Sweeping education reforms in Mexico are meeting fierce opposition. Scenes from a teachers’ strike, Guerrero-style.
A teacher’s sign reads, “Federal Police Repressors, Community Police Defenders”. Masked, sometimes armed, and supported by vigilantes-turned-community-police, members of a Mexican teacher’s union occupy the commercial centres and malls in the state capital of Chilpancingo, in protest against national school reforms.
Teachers block the Carratera del Sol, the main highway between Mexico City and Acapulco.
A federal police contingent confronts teachers protesting reforms proposed by the Mexican government, the ruling PRI party and President Enrique Peña Nieto.
Police are prepared with shield and helmets.

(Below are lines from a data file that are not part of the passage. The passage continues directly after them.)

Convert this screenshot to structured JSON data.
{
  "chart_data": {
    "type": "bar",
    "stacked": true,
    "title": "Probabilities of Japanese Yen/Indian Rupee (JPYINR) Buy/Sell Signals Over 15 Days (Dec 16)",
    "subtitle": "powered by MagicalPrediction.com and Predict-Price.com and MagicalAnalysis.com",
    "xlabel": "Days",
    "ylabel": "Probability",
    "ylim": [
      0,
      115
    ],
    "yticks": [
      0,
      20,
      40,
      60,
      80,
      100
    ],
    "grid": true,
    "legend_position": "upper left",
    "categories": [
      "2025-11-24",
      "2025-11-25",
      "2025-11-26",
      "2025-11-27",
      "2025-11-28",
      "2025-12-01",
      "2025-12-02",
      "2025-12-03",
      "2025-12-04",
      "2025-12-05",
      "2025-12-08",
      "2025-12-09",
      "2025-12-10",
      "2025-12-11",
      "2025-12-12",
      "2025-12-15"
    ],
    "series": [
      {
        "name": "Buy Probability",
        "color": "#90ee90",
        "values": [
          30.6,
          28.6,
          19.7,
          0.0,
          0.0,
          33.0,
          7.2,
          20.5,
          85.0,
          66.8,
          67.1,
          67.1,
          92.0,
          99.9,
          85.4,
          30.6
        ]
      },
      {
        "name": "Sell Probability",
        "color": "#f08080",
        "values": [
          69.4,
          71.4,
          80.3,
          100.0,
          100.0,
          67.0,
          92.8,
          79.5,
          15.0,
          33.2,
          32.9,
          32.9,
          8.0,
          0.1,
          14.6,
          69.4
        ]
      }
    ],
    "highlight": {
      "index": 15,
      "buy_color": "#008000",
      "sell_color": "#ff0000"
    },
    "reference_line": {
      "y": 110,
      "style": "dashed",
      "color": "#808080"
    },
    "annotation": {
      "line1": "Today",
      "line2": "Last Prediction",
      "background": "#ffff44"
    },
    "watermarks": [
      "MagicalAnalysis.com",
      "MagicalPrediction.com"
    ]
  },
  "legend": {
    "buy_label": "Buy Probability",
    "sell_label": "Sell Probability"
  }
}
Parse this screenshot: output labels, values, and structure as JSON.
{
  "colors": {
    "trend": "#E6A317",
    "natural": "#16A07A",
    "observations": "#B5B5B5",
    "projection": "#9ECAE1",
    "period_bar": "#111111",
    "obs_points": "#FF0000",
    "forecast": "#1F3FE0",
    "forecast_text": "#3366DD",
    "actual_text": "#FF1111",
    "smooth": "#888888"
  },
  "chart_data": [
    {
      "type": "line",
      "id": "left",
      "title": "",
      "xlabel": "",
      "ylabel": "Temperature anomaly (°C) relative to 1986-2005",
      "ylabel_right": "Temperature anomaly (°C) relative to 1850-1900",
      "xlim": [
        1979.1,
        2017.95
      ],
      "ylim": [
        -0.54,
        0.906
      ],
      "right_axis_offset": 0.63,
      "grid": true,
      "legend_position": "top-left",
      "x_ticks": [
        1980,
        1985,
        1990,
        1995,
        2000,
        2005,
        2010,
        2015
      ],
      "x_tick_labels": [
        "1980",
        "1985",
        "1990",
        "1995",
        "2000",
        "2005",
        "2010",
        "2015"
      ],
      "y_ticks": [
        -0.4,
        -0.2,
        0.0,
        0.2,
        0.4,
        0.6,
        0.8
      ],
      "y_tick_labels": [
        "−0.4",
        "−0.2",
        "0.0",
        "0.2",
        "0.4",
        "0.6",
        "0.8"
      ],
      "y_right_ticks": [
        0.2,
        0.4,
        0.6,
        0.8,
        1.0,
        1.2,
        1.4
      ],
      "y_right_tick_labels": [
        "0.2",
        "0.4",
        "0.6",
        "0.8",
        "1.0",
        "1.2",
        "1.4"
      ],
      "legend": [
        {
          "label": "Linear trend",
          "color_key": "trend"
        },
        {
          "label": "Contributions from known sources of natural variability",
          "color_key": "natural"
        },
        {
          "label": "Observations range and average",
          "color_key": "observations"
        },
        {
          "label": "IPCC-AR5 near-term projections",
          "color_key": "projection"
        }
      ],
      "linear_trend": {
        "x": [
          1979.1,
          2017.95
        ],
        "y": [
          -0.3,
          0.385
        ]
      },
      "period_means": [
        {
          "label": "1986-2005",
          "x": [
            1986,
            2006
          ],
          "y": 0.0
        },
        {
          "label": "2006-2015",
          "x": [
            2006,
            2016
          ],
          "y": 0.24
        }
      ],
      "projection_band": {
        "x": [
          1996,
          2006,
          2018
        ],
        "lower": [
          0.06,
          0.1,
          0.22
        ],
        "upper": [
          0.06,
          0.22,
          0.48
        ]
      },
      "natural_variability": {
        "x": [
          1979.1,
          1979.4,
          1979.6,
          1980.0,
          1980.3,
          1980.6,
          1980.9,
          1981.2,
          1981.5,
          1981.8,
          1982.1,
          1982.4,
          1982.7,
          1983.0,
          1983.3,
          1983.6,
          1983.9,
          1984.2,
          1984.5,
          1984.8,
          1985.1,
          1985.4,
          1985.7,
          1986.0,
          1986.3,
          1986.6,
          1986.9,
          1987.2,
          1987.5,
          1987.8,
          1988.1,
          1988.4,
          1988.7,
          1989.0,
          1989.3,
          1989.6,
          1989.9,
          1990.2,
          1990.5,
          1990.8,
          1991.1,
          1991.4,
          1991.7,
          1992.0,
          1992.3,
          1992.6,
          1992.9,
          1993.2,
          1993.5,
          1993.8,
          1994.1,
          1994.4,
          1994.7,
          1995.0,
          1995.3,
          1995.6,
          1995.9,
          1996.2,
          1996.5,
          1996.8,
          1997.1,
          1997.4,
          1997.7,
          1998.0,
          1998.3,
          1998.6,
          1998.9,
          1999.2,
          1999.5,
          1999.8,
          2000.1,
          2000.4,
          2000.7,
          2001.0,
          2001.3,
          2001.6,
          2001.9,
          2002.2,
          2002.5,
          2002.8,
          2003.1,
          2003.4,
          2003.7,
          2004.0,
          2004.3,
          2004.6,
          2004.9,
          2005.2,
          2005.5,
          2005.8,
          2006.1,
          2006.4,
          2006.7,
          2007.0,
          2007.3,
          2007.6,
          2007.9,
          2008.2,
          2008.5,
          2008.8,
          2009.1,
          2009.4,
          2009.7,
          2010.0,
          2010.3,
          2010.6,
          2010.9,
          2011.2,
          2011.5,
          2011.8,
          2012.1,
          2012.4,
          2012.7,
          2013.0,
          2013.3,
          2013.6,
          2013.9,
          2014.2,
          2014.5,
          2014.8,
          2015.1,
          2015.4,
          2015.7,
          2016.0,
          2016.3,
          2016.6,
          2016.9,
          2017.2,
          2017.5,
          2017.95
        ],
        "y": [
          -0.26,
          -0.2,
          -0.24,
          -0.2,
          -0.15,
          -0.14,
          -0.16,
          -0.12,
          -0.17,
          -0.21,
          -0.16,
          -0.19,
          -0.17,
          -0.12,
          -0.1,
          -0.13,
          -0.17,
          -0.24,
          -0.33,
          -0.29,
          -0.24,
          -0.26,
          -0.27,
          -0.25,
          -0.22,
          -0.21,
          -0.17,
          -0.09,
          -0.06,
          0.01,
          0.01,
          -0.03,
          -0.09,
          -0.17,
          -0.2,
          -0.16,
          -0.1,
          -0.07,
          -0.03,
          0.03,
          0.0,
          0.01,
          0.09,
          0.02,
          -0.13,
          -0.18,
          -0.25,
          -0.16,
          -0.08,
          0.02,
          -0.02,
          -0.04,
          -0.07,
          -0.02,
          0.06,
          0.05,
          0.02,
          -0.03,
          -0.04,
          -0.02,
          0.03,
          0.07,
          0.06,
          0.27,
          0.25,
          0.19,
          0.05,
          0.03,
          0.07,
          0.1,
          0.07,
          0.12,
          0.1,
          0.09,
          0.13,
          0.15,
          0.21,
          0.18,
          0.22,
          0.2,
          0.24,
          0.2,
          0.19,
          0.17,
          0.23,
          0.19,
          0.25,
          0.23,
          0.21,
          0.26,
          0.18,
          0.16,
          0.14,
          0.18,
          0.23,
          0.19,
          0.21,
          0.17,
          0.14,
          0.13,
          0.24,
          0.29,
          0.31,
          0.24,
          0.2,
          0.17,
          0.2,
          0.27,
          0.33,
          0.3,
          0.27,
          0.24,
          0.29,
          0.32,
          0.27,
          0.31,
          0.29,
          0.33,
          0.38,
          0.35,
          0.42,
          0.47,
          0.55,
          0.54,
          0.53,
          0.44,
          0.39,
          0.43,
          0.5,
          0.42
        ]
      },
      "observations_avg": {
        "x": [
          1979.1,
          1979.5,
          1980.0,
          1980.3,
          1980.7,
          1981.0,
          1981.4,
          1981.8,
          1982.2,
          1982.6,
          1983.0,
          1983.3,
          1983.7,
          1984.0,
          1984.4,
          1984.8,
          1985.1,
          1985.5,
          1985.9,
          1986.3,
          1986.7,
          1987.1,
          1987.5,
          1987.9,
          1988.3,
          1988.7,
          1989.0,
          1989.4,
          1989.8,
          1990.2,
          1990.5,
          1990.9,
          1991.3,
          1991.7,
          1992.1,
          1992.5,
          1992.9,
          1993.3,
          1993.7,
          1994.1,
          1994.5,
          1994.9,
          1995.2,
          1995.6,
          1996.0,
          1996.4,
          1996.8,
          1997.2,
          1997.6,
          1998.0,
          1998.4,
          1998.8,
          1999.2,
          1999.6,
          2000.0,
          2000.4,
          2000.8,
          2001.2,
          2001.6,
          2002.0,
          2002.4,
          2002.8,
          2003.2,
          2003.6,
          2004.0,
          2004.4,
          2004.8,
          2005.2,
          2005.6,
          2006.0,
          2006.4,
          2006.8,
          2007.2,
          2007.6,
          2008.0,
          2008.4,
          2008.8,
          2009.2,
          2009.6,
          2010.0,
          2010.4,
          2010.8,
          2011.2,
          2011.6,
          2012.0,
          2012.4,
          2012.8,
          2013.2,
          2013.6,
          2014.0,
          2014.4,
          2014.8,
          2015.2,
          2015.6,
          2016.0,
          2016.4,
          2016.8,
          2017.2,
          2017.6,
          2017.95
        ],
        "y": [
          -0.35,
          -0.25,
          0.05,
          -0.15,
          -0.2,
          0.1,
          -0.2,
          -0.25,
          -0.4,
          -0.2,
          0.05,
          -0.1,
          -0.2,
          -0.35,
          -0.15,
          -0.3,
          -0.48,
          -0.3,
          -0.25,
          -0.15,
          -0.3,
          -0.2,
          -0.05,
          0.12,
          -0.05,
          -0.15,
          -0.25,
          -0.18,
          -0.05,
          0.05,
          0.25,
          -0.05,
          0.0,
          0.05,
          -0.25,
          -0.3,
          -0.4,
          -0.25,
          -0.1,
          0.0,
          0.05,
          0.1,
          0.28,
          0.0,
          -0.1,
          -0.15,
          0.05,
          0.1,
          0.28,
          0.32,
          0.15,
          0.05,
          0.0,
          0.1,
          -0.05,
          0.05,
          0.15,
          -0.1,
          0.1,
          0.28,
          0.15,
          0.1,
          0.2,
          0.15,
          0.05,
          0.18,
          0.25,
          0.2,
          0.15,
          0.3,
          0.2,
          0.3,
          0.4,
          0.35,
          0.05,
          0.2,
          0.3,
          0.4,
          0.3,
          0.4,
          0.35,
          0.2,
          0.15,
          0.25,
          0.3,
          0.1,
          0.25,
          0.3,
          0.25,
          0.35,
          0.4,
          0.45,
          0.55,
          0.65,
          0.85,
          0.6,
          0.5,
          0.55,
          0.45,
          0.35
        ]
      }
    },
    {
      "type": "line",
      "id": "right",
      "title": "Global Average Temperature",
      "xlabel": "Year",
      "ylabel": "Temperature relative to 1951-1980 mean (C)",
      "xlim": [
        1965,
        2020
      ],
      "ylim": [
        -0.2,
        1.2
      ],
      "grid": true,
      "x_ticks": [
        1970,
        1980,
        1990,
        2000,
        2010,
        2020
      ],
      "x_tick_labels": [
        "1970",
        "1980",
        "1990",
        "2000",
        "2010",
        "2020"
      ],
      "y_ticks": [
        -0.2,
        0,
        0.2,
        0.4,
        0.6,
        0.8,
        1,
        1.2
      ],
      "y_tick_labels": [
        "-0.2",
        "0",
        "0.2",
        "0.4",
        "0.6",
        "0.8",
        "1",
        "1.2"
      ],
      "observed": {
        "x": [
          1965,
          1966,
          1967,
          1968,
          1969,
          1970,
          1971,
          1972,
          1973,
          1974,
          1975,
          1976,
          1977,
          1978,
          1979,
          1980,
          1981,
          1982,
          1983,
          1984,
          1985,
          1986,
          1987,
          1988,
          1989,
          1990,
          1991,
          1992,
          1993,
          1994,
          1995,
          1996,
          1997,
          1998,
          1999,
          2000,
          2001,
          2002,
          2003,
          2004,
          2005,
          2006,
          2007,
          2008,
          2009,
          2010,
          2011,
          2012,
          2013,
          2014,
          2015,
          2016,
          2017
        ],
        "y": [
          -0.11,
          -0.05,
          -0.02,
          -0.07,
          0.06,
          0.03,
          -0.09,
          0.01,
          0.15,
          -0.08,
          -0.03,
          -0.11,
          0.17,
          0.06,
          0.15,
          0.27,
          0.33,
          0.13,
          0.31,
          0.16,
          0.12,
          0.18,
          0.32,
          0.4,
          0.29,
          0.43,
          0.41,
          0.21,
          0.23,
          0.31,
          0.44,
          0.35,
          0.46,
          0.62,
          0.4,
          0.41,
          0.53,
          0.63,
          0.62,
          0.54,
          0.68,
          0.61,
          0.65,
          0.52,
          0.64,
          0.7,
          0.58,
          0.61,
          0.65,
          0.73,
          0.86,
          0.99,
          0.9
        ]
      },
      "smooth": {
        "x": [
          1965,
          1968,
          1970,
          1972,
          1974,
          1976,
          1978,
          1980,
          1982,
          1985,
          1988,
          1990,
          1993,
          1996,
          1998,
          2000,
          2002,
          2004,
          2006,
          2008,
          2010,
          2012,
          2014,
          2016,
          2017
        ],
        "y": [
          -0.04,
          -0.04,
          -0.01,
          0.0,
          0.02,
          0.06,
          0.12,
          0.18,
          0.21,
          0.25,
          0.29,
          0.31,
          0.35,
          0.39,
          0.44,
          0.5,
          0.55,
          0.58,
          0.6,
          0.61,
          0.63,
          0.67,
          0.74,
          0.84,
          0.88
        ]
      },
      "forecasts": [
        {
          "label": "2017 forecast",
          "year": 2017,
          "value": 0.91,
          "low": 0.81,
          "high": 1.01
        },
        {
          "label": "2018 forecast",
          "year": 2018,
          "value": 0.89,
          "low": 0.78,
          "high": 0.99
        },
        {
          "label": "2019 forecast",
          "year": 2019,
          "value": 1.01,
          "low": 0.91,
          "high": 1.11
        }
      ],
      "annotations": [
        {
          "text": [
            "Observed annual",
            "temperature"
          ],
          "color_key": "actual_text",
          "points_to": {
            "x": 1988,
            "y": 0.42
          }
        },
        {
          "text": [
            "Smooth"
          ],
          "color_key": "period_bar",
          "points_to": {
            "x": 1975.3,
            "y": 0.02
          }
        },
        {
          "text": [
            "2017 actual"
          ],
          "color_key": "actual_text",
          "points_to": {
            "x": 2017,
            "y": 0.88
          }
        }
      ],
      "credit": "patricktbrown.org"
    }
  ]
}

The teachers’ strike turns violent.
Rural Mexican teachers are fighting against reforms that President Enrique Peña Nieto hopes will modernise the country.
The teachers protest against proposed requirements such as teaching English, arguing that their students’ poverty demands other education priorities.
Guerrero teachers are joined by the Policia Communitaria in solidarity for their movement. At the state Congress in Chilpancingo, the groups present their new demands for reform under intense media scrutiny. In discussions with state officials, their demands fall on deaf ears.
A thick blue line meets the protesters.
Although this school in Chilpancingo, Guerrero remains open, many rural schools in the state have been closed for more than six weeks since the protest began.
Pipes and sticks are brandished in the fight to arm children with the best education.